The higher education grants scheme operates under the Local Authorities (Higher Education Grants) Acts 1968 to 1992. These Acts define mature students to mean persons "of not less than 23 years of age, or such other age as may stand specified for the time being in regulations made by the Minister with the consent of the Minister for Finance, who have secured places in approved institutions and have reached that age on the first day of January, or such other date as may be prescribed from time to time by the Minister with the consent of the Minister for Finance, in the year of entry to such institutions".

Mature students are categorised as either independent mature students or mature students dependent on parents. An independent mature student is defined to mean a mature student who was not ordinarily resident at home with his or her parents from the October preceding their entry to an approved course. Independent mature students are assessed without reference to either their parents' income or address.

When assessing the means of students other than independent mature students, the means test provision of the scheme specifies that the students' means and those of their parents or guardians must be below a prescribed limit. This provision requires that parental income be taken into account irrespective of the individual circumstances in any case where the student is not an independent mature student.

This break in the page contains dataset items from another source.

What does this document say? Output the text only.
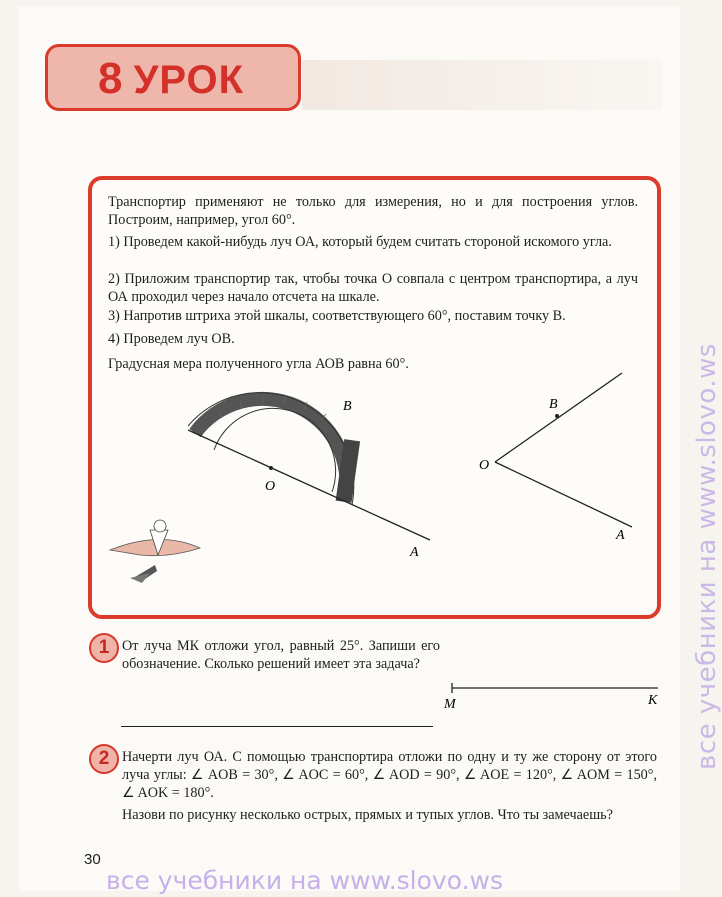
8 УРОК
Транспортир применяют не только для измерения, но и для построения углов. Построим, например, угол 60°.
1) Проведем какой-нибудь луч ОА, который будем считать стороной искомого угла.
2) Приложим транспортир так, чтобы точка О совпала с центром транспортира, а луч ОА проходил через начало отсчета на шкале.
3) Напротив штриха этой шкалы, соответствующего 60°, поставим точку В.
4) Проведем луч ОВ.
Градусная мера полученного угла АОВ равна 60°.
B
O
A
B
O
A
1 От луча МК отложи угол, равный 25°. Запиши его обозначение. Сколько решений имеет эта задача?
M	K
2 Начерти луч ОА. С помощью транспортира отложи по одну и ту же сторону от этого луча углы: ∠ AOB = 30°, ∠ AOC = 60°, ∠ AOD = 90°, ∠ AOE = 120°, ∠ AOM = 150°, ∠ AOK = 180°.
Назови по рисунку несколько острых, прямых и тупых углов. Что ты замечаешь?
30
все учебники на www.slovo.ws
все учебники на www.slovo.ws
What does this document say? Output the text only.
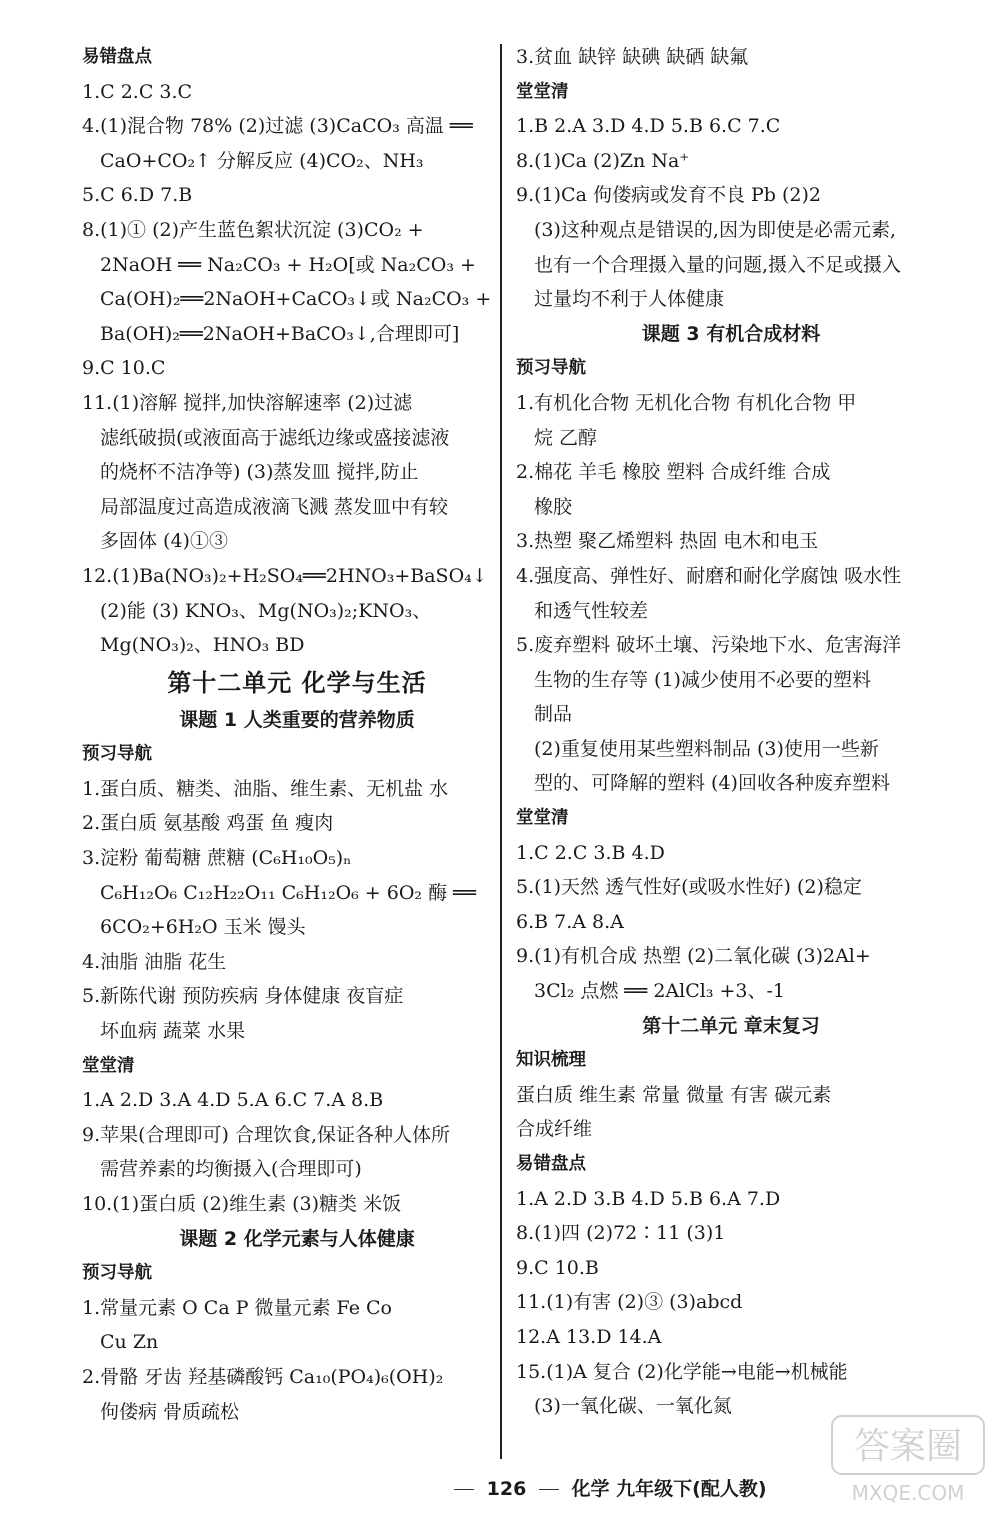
易错盘点
1.C 2.C 3.C
4.(1)混合物 78% (2)过滤 (3)CaCO₃ 高温 ══
CaO+CO₂↑ 分解反应 (4)CO₂、NH₃
5.C 6.D 7.B
8.(1)① (2)产生蓝色絮状沉淀 (3)CO₂ +
2NaOH ══ Na₂CO₃ + H₂O[或 Na₂CO₃ +
Ca(OH)₂══2NaOH+CaCO₃↓或 Na₂CO₃ +
Ba(OH)₂══2NaOH+BaCO₃↓,合理即可]
9.C 10.C
11.(1)溶解 搅拌,加快溶解速率 (2)过滤
滤纸破损(或液面高于滤纸边缘或盛接滤液
的烧杯不洁净等) (3)蒸发皿 搅拌,防止
局部温度过高造成液滴飞溅 蒸发皿中有较
多固体 (4)①③
12.(1)Ba(NO₃)₂+H₂SO₄══2HNO₃+BaSO₄↓
(2)能 (3) KNO₃、Mg(NO₃)₂;KNO₃、
Mg(NO₃)₂、HNO₃ BD
第十二单元 化学与生活
课题 1 人类重要的营养物质
预习导航
1.蛋白质、糖类、油脂、维生素、无机盐 水
2.蛋白质 氨基酸 鸡蛋 鱼 瘦肉
3.淀粉 葡萄糖 蔗糖 (C₆H₁₀O₅)ₙ
C₆H₁₂O₆ C₁₂H₂₂O₁₁ C₆H₁₂O₆ + 6O₂ 酶 ══
6CO₂+6H₂O 玉米 馒头
4.油脂 油脂 花生
5.新陈代谢 预防疾病 身体健康 夜盲症
坏血病 蔬菜 水果
堂堂清
1.A 2.D 3.A 4.D 5.A 6.C 7.A 8.B
9.苹果(合理即可) 合理饮食,保证各种人体所
需营养素的均衡摄入(合理即可)
10.(1)蛋白质 (2)维生素 (3)糖类 米饭
课题 2 化学元素与人体健康
预习导航
1.常量元素 O Ca P 微量元素 Fe Co
Cu Zn
2.骨骼 牙齿 羟基磷酸钙 Ca₁₀(PO₄)₆(OH)₂
佝偻病 骨质疏松
3.贫血 缺锌 缺碘 缺硒 缺氟
堂堂清
1.B 2.A 3.D 4.D 5.B 6.C 7.C
8.(1)Ca (2)Zn Na⁺
9.(1)Ca 佝偻病或发育不良 Pb (2)2
(3)这种观点是错误的,因为即使是必需元素,
也有一个合理摄入量的问题,摄入不足或摄入
过量均不利于人体健康
课题 3 有机合成材料
预习导航
1.有机化合物 无机化合物 有机化合物 甲
烷 乙醇
2.棉花 羊毛 橡胶 塑料 合成纤维 合成
橡胶
3.热塑 聚乙烯塑料 热固 电木和电玉
4.强度高、弹性好、耐磨和耐化学腐蚀 吸水性
和透气性较差
5.废弃塑料 破坏土壤、污染地下水、危害海洋
生物的生存等 (1)减少使用不必要的塑料
制品
(2)重复使用某些塑料制品 (3)使用一些新
型的、可降解的塑料 (4)回收各种废弃塑料
堂堂清
1.C 2.C 3.B 4.D
5.(1)天然 透气性好(或吸水性好) (2)稳定
6.B 7.A 8.A
9.(1)有机合成 热塑 (2)二氧化碳 (3)2Al+
3Cl₂ 点燃 ══ 2AlCl₃ +3、-1
第十二单元 章末复习
知识梳理
蛋白质 维生素 常量 微量 有害 碳元素
合成纤维
易错盘点
1.A 2.D 3.B 4.D 5.B 6.A 7.D
8.(1)四 (2)72∶11 (3)1
9.C 10.B
11.(1)有害 (2)③ (3)abcd
12.A 13.D 14.A
15.(1)A 复合 (2)化学能→电能→机械能
(3)一氧化碳、一氧化氮
126 化学 九年级下(配人教)
答案圈
MXQE.COM
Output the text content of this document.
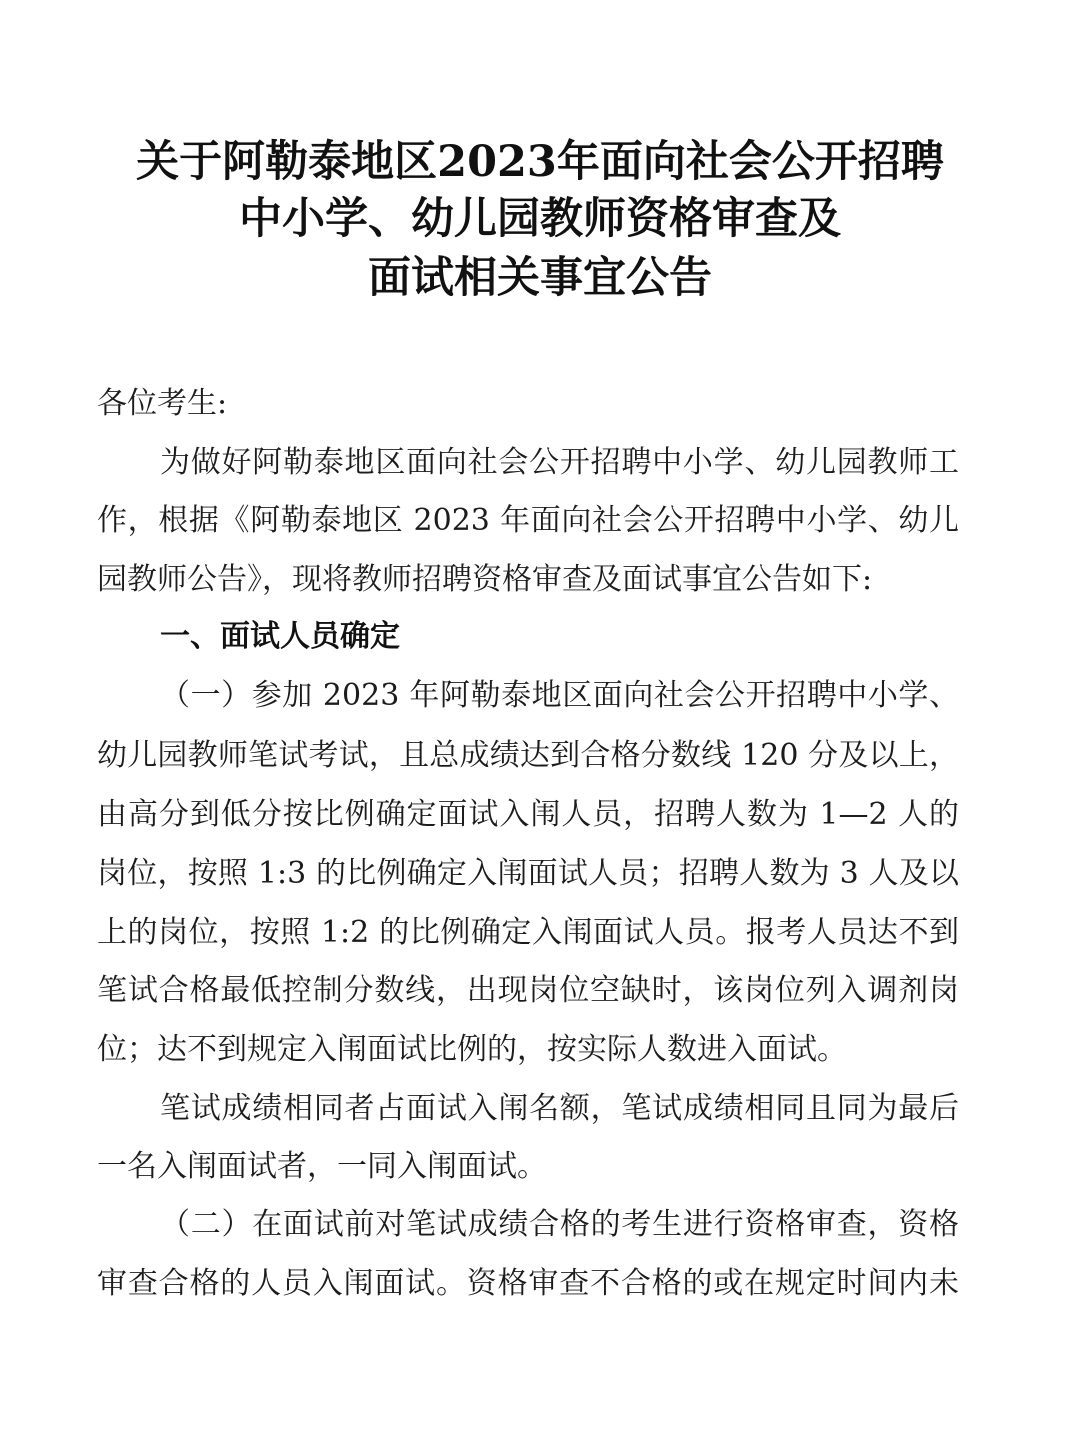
关于阿勒泰地区2023年面向社会公开招聘
中小学、幼儿园教师资格审查及
面试相关事宜公告
各位考生:
为做好阿勒泰地区面向社会公开招聘中小学、幼儿园教师工
作，根据《阿勒泰地区 2023 年面向社会公开招聘中小学、幼儿
园教师公告》，现将教师招聘资格审查及面试事宜公告如下:
一、面试人员确定
（一）参加 2023 年阿勒泰地区面向社会公开招聘中小学、
幼儿园教师笔试考试，且总成绩达到合格分数线 120 分及以上，
由高分到低分按比例确定面试入闱人员，招聘人数为 1—2 人的
岗位，按照 1:3 的比例确定入闱面试人员；招聘人数为 3 人及以
上的岗位，按照 1:2 的比例确定入闱面试人员。报考人员达不到
笔试合格最低控制分数线，出现岗位空缺时，该岗位列入调剂岗
位；达不到规定入闱面试比例的，按实际人数进入面试。
笔试成绩相同者占面试入闱名额，笔试成绩相同且同为最后
一名入闱面试者，一同入闱面试。
（二）在面试前对笔试成绩合格的考生进行资格审查，资格
审查合格的人员入闱面试。资格审查不合格的或在规定时间内未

Generally speaking, candidates continue to be assessed under the terms and conditions of the scheme appropriate to their year of entry. Accordingly, candidates who were not classified as independent mature students at the time of entry to an approved course may not generally be assessed as such for the duration of their courses.

There is, however, provision under the terms of the schemes for candidates who are re-entering as mature students, following a break in study of at least one year, to pursue or complete an approved course for the first time. Such candidates may be assessed under the terms of the scheme appropriate to the year in which they re-enter. Under this provision, candidates who were not independent mature students at the time of entry to an approved course may be re-classified as independent mature students for the purpose of completing a course or commencing a subsequent course, for example, a postgraduate course.

Unless students meet the prescribed age requirement at the time of entry or re-entry to an approved course, they may not be assessed as an independent mature student under the terms of the scheme. I understand that the candidate to whom the Deputy refers entered an approved course for the purposes of the higher education grant scheme for the first time in the 2002-03 academic year when he entered year three of an undergraduate degree in manufacturing engineering at the University of Limerick. He was accordingly, assessed with reference to the terms and conditions of the 2002 higher education grant scheme. I understand that he completed his degree course in the 2003-04 academic year and that in the current academic year 2004-05 he commenced a postgraduate course, the graduate diploma in education (technology), without having a break in studies. As he was not 23 years of age on 1 January of the year of entry to an approved course, he is ineligible to be assessed as a mature independent student.

The Deputy will appreciate that the terms of the schemes are of general application and it is not open to me to make exceptions in individual cases. It is not proposed, in the foreseeable future, to change the current position in regard to the assessment of mature students.